Division of Medical Ethics, Weill Cornell Medical College, 435 East 70th Street, Suite 4-J, New York, NY 10021, USA.
Coma Science Group, Cyclotron Research Centre and Neurology Department, University and University Hospital of Liège, Sart Tilman B30, 4000 Liège, Belgium.
Feil Family Brain and Mind Research Institute, Weill Cornell Medical College, 1300 York Avenue, New York, NY 10065, USA.


The concept of consciousness continues to defy definition and elude the grasp of philosophical and scientific efforts to formulate a testable construct that maps to human experience. Severe acquired brain injury results in the dissolution of consciousness, providing a natural model from which key insights about consciousness may be drawn. In the clinical setting, neurologists and neurorehabilitation specialists are called on to discern the level of consciousness in patients who are unable to communicate through word or gesture, and to project outcomes and recommend approaches to treatment. Standards of care are not available to guide clinical decision-making for this population, often leading to inconsistent, inaccurate and inappropriate care. In this Review, we describe the state of the science with regard to clinical management of patients with prolonged disorders of consciousness.

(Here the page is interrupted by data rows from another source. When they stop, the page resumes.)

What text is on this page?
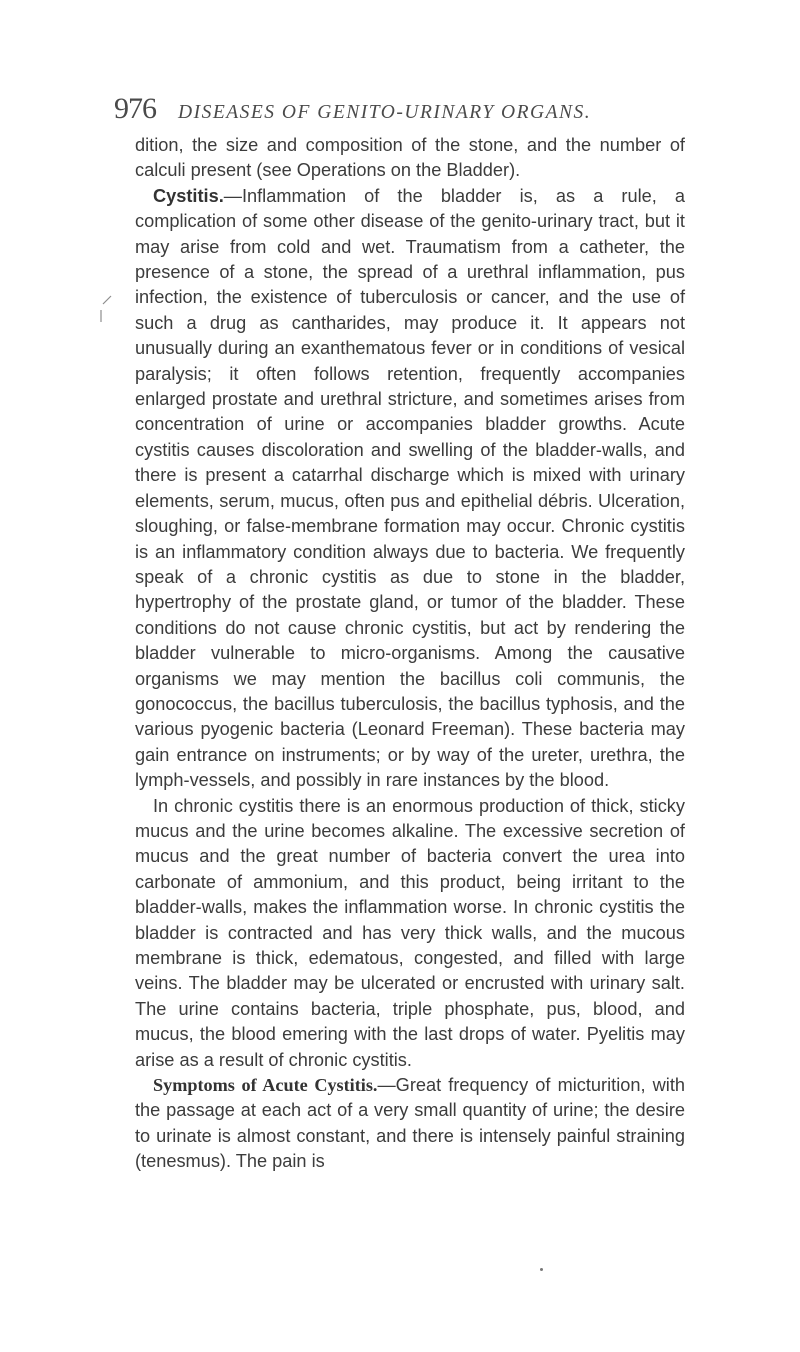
976 DISEASES OF GENITO-URINARY ORGANS.

dition, the size and composition of the stone, and the number of calculi present (see Operations on the Bladder).

Cystitis.—Inflammation of the bladder is, as a rule, a complication of some other disease of the genito-urinary tract, but it may arise from cold and wet. Traumatism from a catheter, the presence of a stone, the spread of a urethral inflammation, pus infection, the existence of tuberculosis or cancer, and the use of such a drug as cantharides, may produce it. It appears not unusually during an exanthematous fever or in conditions of vesical paralysis; it often follows retention, frequently accompanies enlarged prostate and urethral stricture, and sometimes arises from concentration of urine or accompanies bladder growths. Acute cystitis causes discoloration and swelling of the bladder-walls, and there is present a catarrhal discharge which is mixed with urinary elements, serum, mucus, often pus and epithelial débris. Ulceration, sloughing, or false-membrane formation may occur. Chronic cystitis is an inflammatory condition always due to bacteria. We frequently speak of a chronic cystitis as due to stone in the bladder, hypertrophy of the prostate gland, or tumor of the bladder. These conditions do not cause chronic cystitis, but act by rendering the bladder vulnerable to micro-organisms. Among the causative organisms we may mention the bacillus coli communis, the gonococcus, the bacillus tuberculosis, the bacillus typhosis, and the various pyogenic bacteria (Leonard Freeman). These bacteria may gain entrance on instruments; or by way of the ureter, urethra, the lymph-vessels, and possibly in rare instances by the blood.

In chronic cystitis there is an enormous production of thick, sticky mucus and the urine becomes alkaline. The excessive secretion of mucus and the great number of bacteria convert the urea into carbonate of ammonium, and this product, being irritant to the bladder-walls, makes the inflammation worse. In chronic cystitis the bladder is contracted and has very thick walls, and the mucous membrane is thick, edematous, congested, and filled with large veins. The bladder may be ulcerated or encrusted with urinary salt. The urine contains bacteria, triple phosphate, pus, blood, and mucus, the blood emering with the last drops of water. Pyelitis may arise as a result of chronic cystitis.

Symptoms of Acute Cystitis.—Great frequency of micturition, with the passage at each act of a very small quantity of urine; the desire to urinate is almost constant, and there is intensely painful straining (tenesmus). The pain is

We review consciousness-altering pathophysiological mechanisms, specific clinical syndromes, and novel diagnostic and prognostic applications of advanced neuroimaging and electrophysiological procedures. We conclude with a provocative discussion of bioethical and medicolegal issues that are unique to this population and have a profound impact on care, as well as raising questions of broad societal interest.